The Deny permission in D365FO is a powerful piece of functionality that I’ve written about before. But if you want to utilize this feature from the AOT, there are some things to know about and keep in mind to ensure you are correctly configuring this access.
In the AOT
If you are setting up object access within the AOT and want to apply a Deny permission to an object you will need to go to the Access Level parameter and select the ‘No Access’ option.
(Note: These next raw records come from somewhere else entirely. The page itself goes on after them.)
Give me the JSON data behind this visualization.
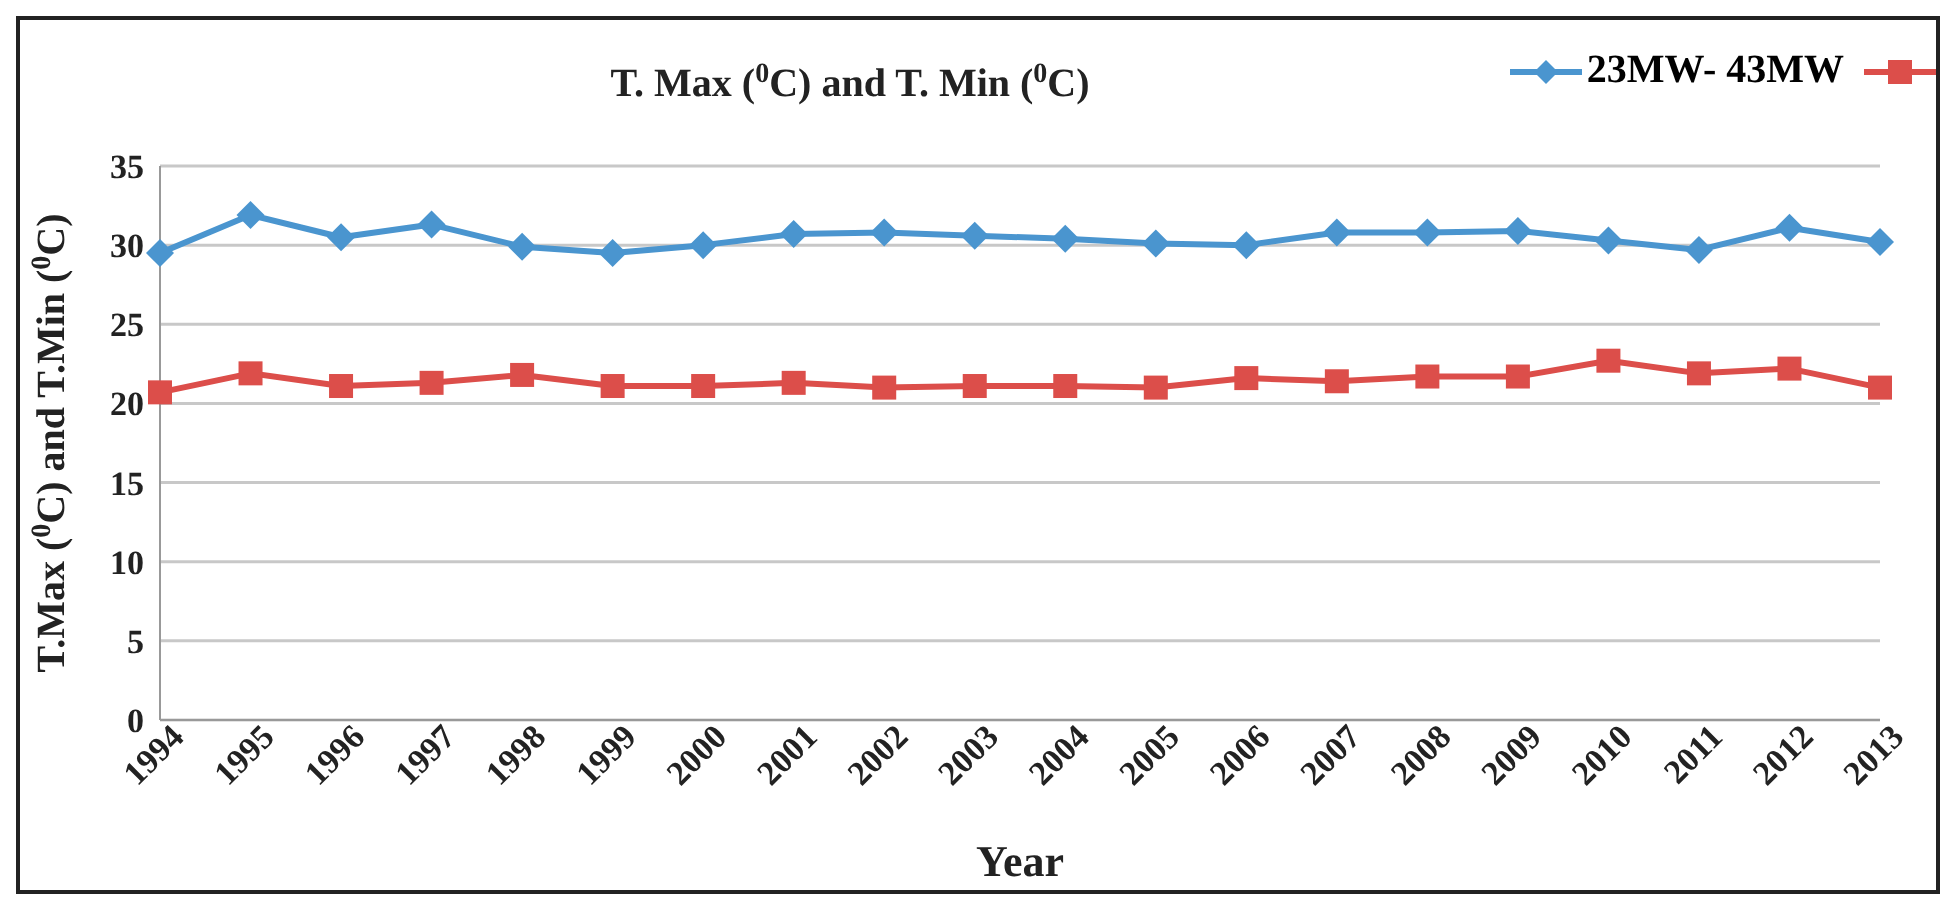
{
  "chart_data": {
    "type": "line",
    "title": "T. Max ($^{0}$C) and T. Min ($^{0}$C)",
    "xlabel": "Year",
    "ylabel": "T.Max ($^{0}$C) and T.Min ($^{0}$C)",
    "categories": [
      "1994",
      "1995",
      "1996",
      "1997",
      "1998",
      "1999",
      "2000",
      "2001",
      "2002",
      "2003",
      "2004",
      "2005",
      "2006",
      "2007",
      "2008",
      "2009",
      "2010",
      "2011",
      "2012",
      "2013"
    ],
    "series": [
      {
        "name": "23MW- 43MW",
        "color": "#4a95cf",
        "marker": "diamond",
        "values": [
          29.5,
          31.9,
          30.5,
          31.3,
          29.9,
          29.5,
          30.0,
          30.7,
          30.8,
          30.6,
          30.4,
          30.1,
          30.0,
          30.8,
          30.8,
          30.9,
          30.3,
          29.7,
          31.1,
          30.2
        ]
      },
      {
        "color": "#dc4e4a",
        "marker": "square",
        "values": [
          20.7,
          21.9,
          21.1,
          21.3,
          21.8,
          21.1,
          21.1,
          21.3,
          21.0,
          21.1,
          21.1,
          21.0,
          21.6,
          21.4,
          21.7,
          21.7,
          22.7,
          21.9,
          22.2,
          21.0
        ]
      }
    ],
    "ylim": [
      0,
      35
    ],
    "yticks": [
      0,
      5,
      10,
      15,
      20,
      25,
      30,
      35
    ],
    "grid": "y",
    "legend": "top right"
  }
}
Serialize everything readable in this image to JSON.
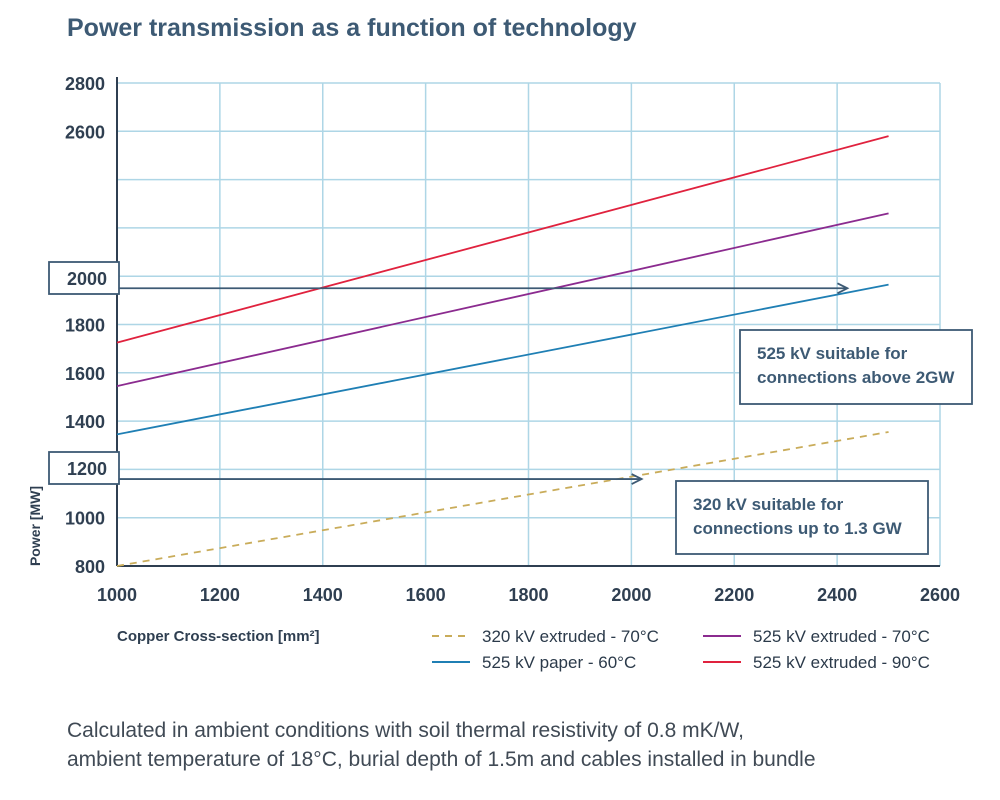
{
  "chart_data": {
    "type": "line",
    "title": "Power transmission as a function of technology",
    "xlabel": "Copper Cross-section [mm²]",
    "ylabel": "Power [MW]",
    "xlim": [
      1000,
      2600
    ],
    "ylim": [
      800,
      2800
    ],
    "x_ticks": [
      1000,
      1200,
      1400,
      1600,
      1800,
      2000,
      2200,
      2400,
      2600
    ],
    "y_ticks": [
      800,
      1000,
      1200,
      1400,
      1600,
      1800,
      2000,
      2600,
      2800
    ],
    "grid": true,
    "legend_position": "bottom",
    "series": [
      {
        "name": "320 kV extruded - 70°C",
        "color": "#c9ac5a",
        "dashed": true,
        "x": [
          1000,
          2500
        ],
        "y": [
          800,
          1355
        ]
      },
      {
        "name": "525 kV paper - 60°C",
        "color": "#1f7fb4",
        "dashed": false,
        "x": [
          1000,
          2500
        ],
        "y": [
          1345,
          1965
        ]
      },
      {
        "name": "525 kV extruded - 70°C",
        "color": "#8b2b8f",
        "dashed": false,
        "x": [
          1000,
          2500
        ],
        "y": [
          1545,
          2260
        ]
      },
      {
        "name": "525 kV extruded - 90°C",
        "color": "#e0223e",
        "dashed": false,
        "x": [
          1000,
          2500
        ],
        "y": [
          1725,
          2580
        ]
      }
    ],
    "annotations": [
      {
        "y_label": "2000",
        "y": 1950,
        "x_end": 2420,
        "text": "525 kV suitable for connections above 2GW"
      },
      {
        "y_label": "1200",
        "y": 1160,
        "x_end": 2020,
        "text": "320 kV suitable for connections up to 1.3 GW"
      }
    ]
  },
  "caption": {
    "line1": "Calculated in ambient conditions with soil thermal resistivity of 0.8 mK/W,",
    "line2": "ambient temperature of 18°C, burial depth of 1.5m and cables installed in bundle"
  },
  "colors": {
    "grid": "#aed6e6",
    "axis": "#2f3f51",
    "arrow": "#3d5a74",
    "title": "#3d5a74"
  }
}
As an example, of what this would look like I created a test privilege called ‘AMTestPriv’ and assigned the CustTableListPage menu item at a ‘No Access’ level:
What Does This Look Like From the UI?
Once I build and sync the project, what does this setup look like from the front end?
In this case, it will Deny access to the entire object at all access levels (Read, Update, Create, Delete).
What if I Don’t Want To Deny All Access Levels?
If you have a scenario where you would only like to deny a particular access level, this can only be set up from the Security Configuration form in the user interface. For example, if you wanted to ensure that a particular role could not delete customers but did not want to deny all access to customers this could be done with the following setup:
Unfortunately, there is no way to set up this type of security configuration via the AOT.
Conclusion
I hope this post helps to point out how to effectively utilize the deny permission from the AOT and to show potential security scenarios where you may need to also use the Security Configuration form to achieve.
Hi Alex,
I think that if you want to deny delete but enable other operations in your example, you can set the access level to ‘Correct’ at AOT. And only when we need to enable delete but disable update/create, we’ll have to get that done via UI. Is my understanding correct?
Thanks,
Andrew,
In your first example, you are not truly ‘denying’ the Delete access, you just aren’t assigning a Delete access. Which means that if another role, duty, or privilege assigned to the user grants this access the access would be assigned to the user.
But yes you are correct, that if you want to grant and deny access to the same object but at different access levels, that setup must be done via the user interface.